On this particular day, Armour39 awarded more calories than my Jawbone Up for this run, but these two are just as frequently reversed.
The Armour39 is my favorite heart rate monitor yet. Due to the abundance of metrics, the ease of care & changing the battery, the relatively inexpensive price point, and the fact that the app can be continuously updated through the app store, I think it’s a great buy. I love not having to deal with a separate watch & a tiny, confusing watch interface. Obviously without the watch, the device is only good as long as the app remains available and up to date for the latest iPhone hardware and software. It’s critical that UnderArmour prioritizes this app support. And it begs the the question – will the Armour39 work with the Apple Watch?
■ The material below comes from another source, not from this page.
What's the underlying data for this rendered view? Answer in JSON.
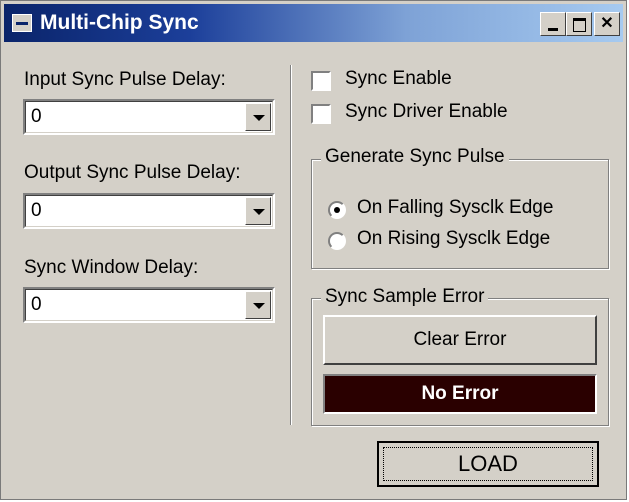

It’s too early to forecast how well the product will age. With other heart rate monitors, I’ve found increasing inconsistencies with age, times when the transmitter won’t pick up the signal or when the numbers go beserk (and say my heart rate is in the 200s). So far, no such problems with Armour39. My only concern at this point is with the longevity of the paper/metal insert inside the battery chamber – whether that will hold up, and through how many battery changes. It will be interesting to report back in a year.
UPDATE: After < 3 months of only occasional use, 4 calls to customer service, I have a non-functional device that simply will not pair with my iPhone 5s, with no solution in sight. This outcome pretty much could not be worse. Regardless of whether the fault lies with the software or the hardware, it’s broken. Save your money & AVOID the Armour 39.